Nathalie Molines is a lecturer-cum-research scientist at the UTC-Avenues laboratory in the Department of Urban Engineering. Together with Katia Chancibault from the Water and Environment Laboratory (LEE) at Gustave-Eiffel University, 77420 Champs-sur-Marne and Bernard de Gouvello from CEREMA, she co-supervised Saray Chavez’s thesis (2020–2024).
Focusing on the impact of urban planning documents on r ain-water management at the source, Saray Chavez’s thesis was honoured at the 2025 “Grand Prix” (for urban context theses). It also received the 2025 Open Science Thesis Award in the “interdisciplinary and transverse” category. For a long time, rainwater—often considered a waste product—has been discharged (via combined or separate sewer systems) to wastewater treatment plants. During heavy rainfall spells, these systems can become overwhelmed, leading to the direct discharge of untreated water into the natural environment. Furthermore, runoff from impervious surfaces contributes to water pollution before it enters the sewer systems.
Rainwater management at the source offers a different approach: promoting water infiltration where it falls, particularly through vegetation and reducing soil imperviousness. This strategy reduces the volume of water discharged into the systems, while helping to combat urban ‘hot spots’, enhance biodiversity and generally improve quality of life.

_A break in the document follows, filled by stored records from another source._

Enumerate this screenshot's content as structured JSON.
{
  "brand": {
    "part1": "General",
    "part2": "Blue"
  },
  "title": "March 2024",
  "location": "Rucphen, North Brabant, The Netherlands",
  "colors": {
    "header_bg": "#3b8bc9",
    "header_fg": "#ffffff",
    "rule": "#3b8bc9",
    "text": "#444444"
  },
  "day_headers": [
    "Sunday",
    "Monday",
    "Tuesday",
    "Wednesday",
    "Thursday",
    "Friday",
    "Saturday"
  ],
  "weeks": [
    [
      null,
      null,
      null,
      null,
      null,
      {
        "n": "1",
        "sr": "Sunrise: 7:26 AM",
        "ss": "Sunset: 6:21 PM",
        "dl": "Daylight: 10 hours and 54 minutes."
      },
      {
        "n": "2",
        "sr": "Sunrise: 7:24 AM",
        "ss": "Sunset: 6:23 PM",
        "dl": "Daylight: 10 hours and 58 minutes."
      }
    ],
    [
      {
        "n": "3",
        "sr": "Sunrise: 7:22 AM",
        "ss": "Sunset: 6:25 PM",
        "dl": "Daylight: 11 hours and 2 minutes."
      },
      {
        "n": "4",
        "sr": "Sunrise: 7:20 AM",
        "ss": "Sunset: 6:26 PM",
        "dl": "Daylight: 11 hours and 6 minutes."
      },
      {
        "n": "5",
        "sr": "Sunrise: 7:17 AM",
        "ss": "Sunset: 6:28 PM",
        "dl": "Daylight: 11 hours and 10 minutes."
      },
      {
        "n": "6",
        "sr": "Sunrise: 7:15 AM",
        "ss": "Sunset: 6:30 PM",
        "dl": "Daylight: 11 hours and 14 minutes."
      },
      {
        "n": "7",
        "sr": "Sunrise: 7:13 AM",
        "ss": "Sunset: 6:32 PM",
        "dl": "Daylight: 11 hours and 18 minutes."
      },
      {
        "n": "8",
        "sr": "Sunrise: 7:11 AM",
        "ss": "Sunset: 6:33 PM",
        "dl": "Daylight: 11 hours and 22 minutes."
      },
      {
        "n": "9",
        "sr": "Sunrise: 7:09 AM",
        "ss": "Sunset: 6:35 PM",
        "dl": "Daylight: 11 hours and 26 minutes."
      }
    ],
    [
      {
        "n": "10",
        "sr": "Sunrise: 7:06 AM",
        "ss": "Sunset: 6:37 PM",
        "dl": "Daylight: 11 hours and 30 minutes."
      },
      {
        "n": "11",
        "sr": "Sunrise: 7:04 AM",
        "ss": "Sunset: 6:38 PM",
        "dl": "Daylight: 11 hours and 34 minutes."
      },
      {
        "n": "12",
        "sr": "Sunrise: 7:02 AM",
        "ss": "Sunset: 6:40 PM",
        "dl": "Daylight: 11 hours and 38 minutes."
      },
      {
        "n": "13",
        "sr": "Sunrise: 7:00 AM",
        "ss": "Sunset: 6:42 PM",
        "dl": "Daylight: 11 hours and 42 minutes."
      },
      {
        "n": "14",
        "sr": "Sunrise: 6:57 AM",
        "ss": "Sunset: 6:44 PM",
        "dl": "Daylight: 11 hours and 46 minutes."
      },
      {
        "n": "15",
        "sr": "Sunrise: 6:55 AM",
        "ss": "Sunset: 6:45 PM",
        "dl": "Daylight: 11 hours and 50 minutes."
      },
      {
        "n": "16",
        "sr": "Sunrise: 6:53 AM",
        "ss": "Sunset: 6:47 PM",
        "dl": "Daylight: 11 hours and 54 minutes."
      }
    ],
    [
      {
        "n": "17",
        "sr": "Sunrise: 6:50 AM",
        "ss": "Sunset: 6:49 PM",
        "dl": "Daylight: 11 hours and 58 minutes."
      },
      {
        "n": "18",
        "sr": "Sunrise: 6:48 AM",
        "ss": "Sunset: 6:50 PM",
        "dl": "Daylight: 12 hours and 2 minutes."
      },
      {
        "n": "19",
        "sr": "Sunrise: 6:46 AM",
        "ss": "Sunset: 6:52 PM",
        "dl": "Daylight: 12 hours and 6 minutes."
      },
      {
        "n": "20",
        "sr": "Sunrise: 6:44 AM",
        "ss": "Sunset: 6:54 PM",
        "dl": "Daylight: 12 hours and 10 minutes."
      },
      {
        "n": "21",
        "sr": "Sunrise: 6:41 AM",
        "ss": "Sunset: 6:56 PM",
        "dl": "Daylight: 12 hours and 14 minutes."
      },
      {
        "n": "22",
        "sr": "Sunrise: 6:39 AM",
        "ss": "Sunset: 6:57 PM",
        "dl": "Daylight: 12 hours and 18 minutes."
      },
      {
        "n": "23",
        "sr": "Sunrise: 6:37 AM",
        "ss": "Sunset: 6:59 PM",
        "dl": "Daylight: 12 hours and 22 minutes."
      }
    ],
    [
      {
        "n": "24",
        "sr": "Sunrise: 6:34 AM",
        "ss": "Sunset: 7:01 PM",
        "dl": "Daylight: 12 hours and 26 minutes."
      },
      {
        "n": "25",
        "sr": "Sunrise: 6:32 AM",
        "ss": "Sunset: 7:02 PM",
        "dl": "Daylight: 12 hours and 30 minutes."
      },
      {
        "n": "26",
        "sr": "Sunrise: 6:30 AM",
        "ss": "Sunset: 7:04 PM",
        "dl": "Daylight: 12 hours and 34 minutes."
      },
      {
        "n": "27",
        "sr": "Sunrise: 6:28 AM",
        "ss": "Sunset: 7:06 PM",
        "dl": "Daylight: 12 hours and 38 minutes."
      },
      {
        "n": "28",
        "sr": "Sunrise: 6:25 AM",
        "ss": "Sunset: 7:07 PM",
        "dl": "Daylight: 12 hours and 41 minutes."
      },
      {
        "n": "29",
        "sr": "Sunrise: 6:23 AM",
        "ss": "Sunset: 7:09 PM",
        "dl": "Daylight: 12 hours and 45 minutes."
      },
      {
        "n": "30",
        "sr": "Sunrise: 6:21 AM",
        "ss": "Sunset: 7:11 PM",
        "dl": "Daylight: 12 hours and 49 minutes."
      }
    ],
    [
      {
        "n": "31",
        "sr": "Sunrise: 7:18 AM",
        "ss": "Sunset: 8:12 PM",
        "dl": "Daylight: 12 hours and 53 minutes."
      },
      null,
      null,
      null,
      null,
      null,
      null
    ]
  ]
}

Its implementation, however, depends heavily on local urban planning (PLU), which translate public policy goals into building regulations. Through these regulations, they can encourage “greening”, limit soil sealing, or mandate rainwater management systems at the source.
Two complementary approaches have been developed. The first, qualitative, analyses the life cycle of an urban planning regulation, from its drafting to its application during the review of a building or development permit. The second, quantitative and spatialized, cross-references the characteristics of urban planning rules with those of a panel of 23 alternative solutions tailored to the specificities of the territory to produce an implementation potential index. This tool makes it possible to estimate the influence of regulations on the implementation of each solution and to assess their suitability for the region’s needs.

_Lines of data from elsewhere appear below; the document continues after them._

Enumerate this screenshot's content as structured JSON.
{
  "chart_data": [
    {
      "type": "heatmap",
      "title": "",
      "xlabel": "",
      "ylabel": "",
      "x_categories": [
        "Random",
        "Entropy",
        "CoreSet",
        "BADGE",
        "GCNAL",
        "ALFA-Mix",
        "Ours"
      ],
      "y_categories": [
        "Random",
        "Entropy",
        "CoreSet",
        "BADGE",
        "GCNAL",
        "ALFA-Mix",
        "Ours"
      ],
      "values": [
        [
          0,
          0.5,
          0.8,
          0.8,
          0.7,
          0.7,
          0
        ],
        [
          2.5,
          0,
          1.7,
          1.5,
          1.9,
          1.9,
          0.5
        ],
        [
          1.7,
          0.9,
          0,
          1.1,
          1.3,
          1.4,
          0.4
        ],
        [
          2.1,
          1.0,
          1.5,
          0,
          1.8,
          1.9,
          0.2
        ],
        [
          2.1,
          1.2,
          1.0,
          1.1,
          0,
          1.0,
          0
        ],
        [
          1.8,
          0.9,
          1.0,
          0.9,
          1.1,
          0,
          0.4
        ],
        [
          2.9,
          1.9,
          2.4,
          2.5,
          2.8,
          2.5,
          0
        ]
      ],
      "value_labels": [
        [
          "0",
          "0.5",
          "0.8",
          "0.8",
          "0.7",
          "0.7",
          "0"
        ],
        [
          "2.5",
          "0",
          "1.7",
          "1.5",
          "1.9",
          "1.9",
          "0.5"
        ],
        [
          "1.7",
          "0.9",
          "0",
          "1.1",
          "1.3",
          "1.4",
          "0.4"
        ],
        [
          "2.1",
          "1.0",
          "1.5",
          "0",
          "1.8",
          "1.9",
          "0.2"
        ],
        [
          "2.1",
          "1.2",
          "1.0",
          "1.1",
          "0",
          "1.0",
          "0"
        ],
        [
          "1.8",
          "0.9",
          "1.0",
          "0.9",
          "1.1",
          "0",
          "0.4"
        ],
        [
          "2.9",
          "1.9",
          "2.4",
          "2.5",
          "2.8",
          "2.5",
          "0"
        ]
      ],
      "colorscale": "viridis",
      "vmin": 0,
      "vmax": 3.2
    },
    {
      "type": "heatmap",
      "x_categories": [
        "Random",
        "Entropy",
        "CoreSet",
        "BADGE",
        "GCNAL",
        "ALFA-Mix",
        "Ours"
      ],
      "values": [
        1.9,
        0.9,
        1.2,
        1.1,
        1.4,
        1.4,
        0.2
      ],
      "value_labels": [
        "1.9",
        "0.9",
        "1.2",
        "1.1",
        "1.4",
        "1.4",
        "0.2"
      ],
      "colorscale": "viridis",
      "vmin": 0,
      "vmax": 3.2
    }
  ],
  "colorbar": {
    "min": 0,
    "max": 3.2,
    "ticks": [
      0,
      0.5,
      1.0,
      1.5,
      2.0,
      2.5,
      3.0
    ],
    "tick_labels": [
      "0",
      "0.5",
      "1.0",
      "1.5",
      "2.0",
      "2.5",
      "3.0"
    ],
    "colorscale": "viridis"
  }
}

This thesis is part of a collaborative research initiative, closely involving researchers and operational stakeholders from the Nantes metropolitan area. Co-creation workshops were organized throughout the thesis to test scientific hypotheses against operational practices, refine methodological choices and validate the tools and indicators developed. This direct involvement of local agencies strengthened both the scientific robustness of the results and their adoption by local stakeholders.
This research brings together three disciplines that have historically had little interaction: regulatory urban planning, territorial decision support and urban hydrology. This multidisciplinary approach served as a key lever for conducting original research at the interface between scientific output and public action.
“Local authorities often develop urban planning regulations without having tools that allow them to concretely anticipate their effects on territorial adaptation. This thesis helps fill this gap by proposing a method of analysis and decision support, tested using the case of the Nantes Metropolitan Area,” notes Nathalie Molines.
This momentum is being extended. The ANR so-called Permépolis project explores the issue of urban de-impermeabilization. A new thesis, launched last October (funded by Gustave-Eiffel University), is also underway. Supervised by the same research team, it focuses on the development of adaptation scenarios and their hydroclimatic assessment.